GNOME Open Desktop Ratings

Choosing an application to install is hard when there are lots of possible projects matching a specific search term. We already list applications based on the integration level and with useful metrics like is it translated in my language and this makes sure that high quality applications are listed near the top of the results. For more information about an application we often want a more balanced view than the PR speak or unfounded claims of the upstream project. This is where user-contributed reviews come in.

To get a user to contribute a review (which takes time) we need to make the process as easy as possible. Making the user create a user account on yet-another-webservice will make this much harder and increase the barrier to participation to the point that very few people would contribute reviews. If anonymous reviewing does not work the plan is to use some kind of attestation service so you can use a GMail or Facebook for confirming your identity. At this point I'm hoping people will just be nice to each other and not abuse the service although this reviewing facility will go away if it starts being misused.


Designing an anonymous service is hard when you have to be resilient against a socially awkward programmer with unusual political ideologies. Obviously when contacting a web service you share your IP address. This isn't enough to uniquely identify a machine and user, which we want for the following reasons:

  1. Allowing users to retract only their own reviews
  2. Stopping users up or down-voting the same review multiple times

A compromise would be to send a hash of two things that identify the user and machine. In GNOME Software we're using a SHA1 hash of the machine-id and the UNIX username along with a salt, although this user_id is only specified as a string and the format is not checked.

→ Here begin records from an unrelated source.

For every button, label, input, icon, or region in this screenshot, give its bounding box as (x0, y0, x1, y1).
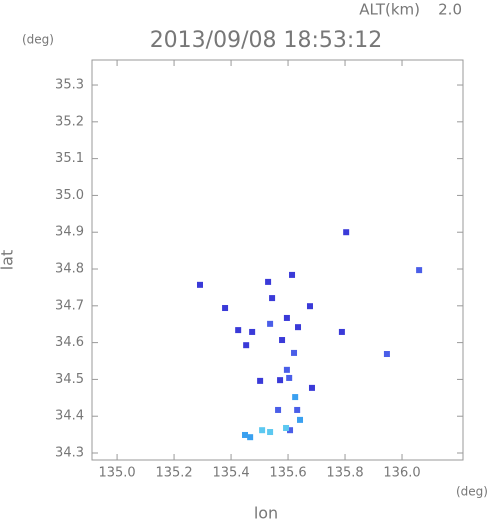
y-tick-label: 35.1 (55, 151, 84, 166)
x-tick-label: 135.6 (269, 466, 306, 481)
echo (196, 281, 203, 288)
x-label: lon (254, 504, 278, 521)
y-tick-label: 35.3 (55, 78, 84, 93)
y-unit: (deg) (22, 33, 54, 47)
y-tick-label: 34.3 (55, 446, 84, 461)
altitude-label: ALT(km) (359, 1, 420, 19)
x-unit: (deg) (456, 485, 488, 499)
echo (383, 351, 390, 358)
echo (265, 278, 272, 285)
echo (267, 320, 274, 327)
x-tick-label: 135.8 (326, 466, 363, 481)
echo (283, 314, 290, 321)
echo (259, 427, 266, 434)
echo (294, 406, 301, 413)
echo (287, 427, 294, 434)
echo (308, 384, 315, 391)
y-tick-label: 34.8 (55, 262, 84, 277)
y-tick-label: 34.6 (55, 335, 84, 350)
altitude-value: 2.0 (438, 1, 462, 19)
chart-title: 2013/09/08 18:53:12 (150, 28, 383, 53)
y-tick-label: 34.9 (55, 225, 84, 240)
echo (269, 295, 276, 302)
echo (289, 271, 296, 278)
y-label: lat (0, 250, 17, 271)
echo (279, 337, 286, 344)
echo (243, 342, 250, 349)
echo (275, 406, 282, 413)
echo (343, 229, 350, 236)
y-tick-label: 35.0 (55, 188, 84, 203)
echo (338, 328, 345, 335)
plot-frame (91, 59, 464, 461)
echo (222, 305, 229, 312)
echo (249, 328, 256, 335)
x-tick-label: 136.0 (383, 466, 420, 481)
echo (306, 303, 313, 310)
y-tick-label: 35.2 (55, 114, 84, 129)
y-tick-label: 34.7 (55, 298, 84, 313)
echo (267, 429, 274, 436)
x-tick-label: 135.0 (98, 466, 135, 481)
echo (283, 366, 290, 373)
echo (283, 424, 290, 431)
echo (277, 377, 284, 384)
x-tick-label: 135.4 (212, 466, 249, 481)
echo (286, 374, 293, 381)
y-tick-label: 34.4 (55, 409, 84, 424)
echo (291, 349, 298, 356)
echo (295, 324, 302, 331)
y-tick-label: 34.5 (55, 372, 84, 387)
x-tick-label: 135.2 (155, 466, 192, 481)
echo (257, 377, 264, 384)
echo (235, 327, 242, 334)
echo (247, 434, 254, 441)
echo (416, 267, 423, 274)
echo (292, 394, 299, 401)
echo (242, 431, 249, 438)
echo (297, 416, 304, 423)
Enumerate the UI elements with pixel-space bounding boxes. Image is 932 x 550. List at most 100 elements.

When the client requests some comments and sets the user_id hash as generated above the returned reviews have an additional key called user_key. The user key is a SHA1 hash of the user ID sent in the request, along with the application ID and also a secret value. It should be impossible to generate a user_key from a user_id without first requesting the reviews from the server. This prevents an end user just writing a trivial python program that can upvote a specific comment.

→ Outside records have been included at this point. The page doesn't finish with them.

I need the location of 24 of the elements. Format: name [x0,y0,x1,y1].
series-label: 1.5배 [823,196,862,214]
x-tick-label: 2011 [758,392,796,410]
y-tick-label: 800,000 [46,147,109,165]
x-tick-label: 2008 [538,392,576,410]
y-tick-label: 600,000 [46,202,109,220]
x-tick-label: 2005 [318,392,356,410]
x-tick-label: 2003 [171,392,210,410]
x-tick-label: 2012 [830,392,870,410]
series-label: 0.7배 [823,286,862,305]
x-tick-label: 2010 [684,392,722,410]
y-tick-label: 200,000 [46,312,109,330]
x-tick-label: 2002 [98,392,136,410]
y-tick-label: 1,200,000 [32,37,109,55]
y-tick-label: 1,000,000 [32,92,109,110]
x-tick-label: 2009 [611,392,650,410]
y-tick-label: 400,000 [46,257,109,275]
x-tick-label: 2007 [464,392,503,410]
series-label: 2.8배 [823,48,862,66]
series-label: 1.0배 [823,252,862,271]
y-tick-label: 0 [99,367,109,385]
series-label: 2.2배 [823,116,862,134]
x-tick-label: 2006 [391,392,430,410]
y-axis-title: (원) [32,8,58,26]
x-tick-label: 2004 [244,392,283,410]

To then vote or remove a specific review you need to specify the user_key and user_id values along with the review_id.

Find the GDPR policy here.


For projects like RHEL where we care very much what comments are shown to paying customers we definitely want reviews to be pre-approved and checked before showing to customers. For admin_distros like Fedora we don't have this luxury and so we're going to rely on the community to self-regulate reviews. Reviews are either up-voted or down-voted according how useful they are along with the nuclear option of marking the review as abusive.

Choosing Reviews for each Application

By specifying the users current locale we can sort the potential application reviews according to a heuristic that we're still working on. Generally we want to prefer useful reviews in the users locale and hide ones that have been marked as abusive, and we also want to indicate the users self-review so they can remove it later if required. We also want to prioritize reviews for the current application version compared to really old versions of these applications.